Вот она здесь, одетая, как три года назад, в белое летнее платье из органди, простое и почти детское, хотя и с большим вырезом на груди. (Понимаю — это и есть облако из моего сна.) На голове у нее большая соломенная шляпа, подвязанная под подбородком широкими черными шелковыми лентами. Глаза слегка сощурены, как бы от яркого света, бьющего в стеклянные двери напротив дивана. Но, странное дело, этому же свету она подставляет, нарочито запрокинув голову, свое несказанно нежное горло, как бы устремленное от упоительной белой груди к чистейшей линии подбородка.

Эта поза, принятая ею, без сомнения, совершенно сознательно, делает внезапно для меня все вполне явным. Передо мною то, что прекрасная синьора Уэйль должна была напомнить мне — нежность этого горла, белизну груди, — одно лишь мгновение, но такое, которое становится вечностью и смывает все, даже смерть, как и жизнь, в некоем божественном опьянении, в котором возникает из глубокой тайны, озаряясь и принимая четкие очертания, все самое главное и существенное, раз и навсегда.

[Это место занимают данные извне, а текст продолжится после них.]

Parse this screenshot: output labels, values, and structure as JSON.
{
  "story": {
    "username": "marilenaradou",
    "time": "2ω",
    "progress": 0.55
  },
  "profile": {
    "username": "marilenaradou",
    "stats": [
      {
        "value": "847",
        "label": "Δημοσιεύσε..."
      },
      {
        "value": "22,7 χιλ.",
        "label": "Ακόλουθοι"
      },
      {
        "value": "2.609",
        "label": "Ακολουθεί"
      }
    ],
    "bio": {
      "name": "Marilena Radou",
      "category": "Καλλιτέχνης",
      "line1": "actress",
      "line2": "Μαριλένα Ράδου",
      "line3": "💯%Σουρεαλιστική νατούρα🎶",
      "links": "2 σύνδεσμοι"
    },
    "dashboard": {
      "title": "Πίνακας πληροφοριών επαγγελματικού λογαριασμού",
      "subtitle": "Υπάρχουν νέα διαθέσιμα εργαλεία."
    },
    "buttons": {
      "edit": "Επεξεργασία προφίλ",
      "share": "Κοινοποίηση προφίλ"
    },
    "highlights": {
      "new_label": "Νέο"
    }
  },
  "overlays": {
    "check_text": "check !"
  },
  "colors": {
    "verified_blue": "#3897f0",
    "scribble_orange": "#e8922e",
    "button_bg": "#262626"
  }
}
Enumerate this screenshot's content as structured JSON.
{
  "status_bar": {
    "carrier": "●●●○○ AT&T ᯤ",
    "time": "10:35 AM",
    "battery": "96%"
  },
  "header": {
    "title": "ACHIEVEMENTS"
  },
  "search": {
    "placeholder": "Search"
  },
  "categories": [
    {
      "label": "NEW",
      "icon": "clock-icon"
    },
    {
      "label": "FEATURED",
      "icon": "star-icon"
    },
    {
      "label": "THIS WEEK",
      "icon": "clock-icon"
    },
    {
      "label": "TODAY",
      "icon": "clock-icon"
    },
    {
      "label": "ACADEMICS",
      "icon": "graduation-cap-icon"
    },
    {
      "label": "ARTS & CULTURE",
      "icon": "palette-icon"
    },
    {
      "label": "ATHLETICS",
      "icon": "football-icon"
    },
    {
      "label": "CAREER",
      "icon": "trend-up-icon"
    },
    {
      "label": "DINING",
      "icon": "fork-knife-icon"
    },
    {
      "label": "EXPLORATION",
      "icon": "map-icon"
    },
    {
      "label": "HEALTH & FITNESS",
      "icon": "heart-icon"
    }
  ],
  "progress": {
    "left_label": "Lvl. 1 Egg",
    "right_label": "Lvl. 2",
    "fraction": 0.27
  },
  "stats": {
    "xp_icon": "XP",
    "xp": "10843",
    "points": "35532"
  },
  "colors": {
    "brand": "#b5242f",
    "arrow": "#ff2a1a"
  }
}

Я едва знаю ее (если она умерла, я должен был бы сказать: «едва знал ее», но ведь она здесь, сейчас, как в абсолютности вечно длящегося времени, поэтому и можно сказать: «едва знаю»). Я встретился с нею только один раз на летнем приеме в саду виллы наших с ней общих друзей, куда она явилась в этом платье из белого органди. В том саду в то утро женщины покрасивее и помоложе словно искрились той страстностью, которую в любой женщине порождает радость оттого, что она желанна. Они охотно отдавались кружению танца и, чтобы еще распалить мужское желание, улыбаясь в объятиях кавалера, смотрели прямо на его губы, как бы вызывая на поцелуй. Ранним летом возникают такие упоительные минуты, от еще немного пьянящего тепла первых солнечных лучей, когда в мягком воздухе как бы действует некая закваска от тонких запахов, источаемых свежей зеленью лугов и яркой, сочной, возбуждающей зеленью густых деревьев сада. Она обволакивает тебя нитями светящихся звуков, ошеломляет внезапными вспышками света, беглыми молниями, блаженным головокружением. И сладость жизни становится как бы призрачной, порожденной и всем и ничем, ничто не может быть признано истинным, можно ничему не придавать значения, вспоминая позже, в сумраке, когда солнце это угасает, все сделанное и сказанное. Да, она меня поцеловала. Да, я ей обещал. Но поцелуй едва коснулся моих волос во время танца. Но обещание было дано так, в шутку. Скажу, что я не придал ему значения. Спрошу у нее, неужели же не чистое безумие притязать на то, чтобы я взаправду сдержал его?

Можно быть полностью уверенным в том, что ничего подобного не происходило с прекрасной синьорой Анной Уэйль, ибо прелестный облик ее казался столь отрешенным от окружающего, столь умиротворенным, что ничье плотское вожделение и не могло на нее посягнуть. Я же мог бы поклясться, что именно из–за моего почтения к ней в глазах ее то и дело вспыхивали искры лукавого, даже предательского смеха, и не потому, чтобы про себя она Считала, что отнюдь не заслуживает этого уважения, а потому что из–за него (ей, впрочем, вполне подобающего) никто не решается показать, что желает ее как женщину. Возможно, что этот огонек в ее глазах означал зависть к другим женщинам и ревность, возможно — гнев и печальную иронию, а возможно также — все это, вместе взятое.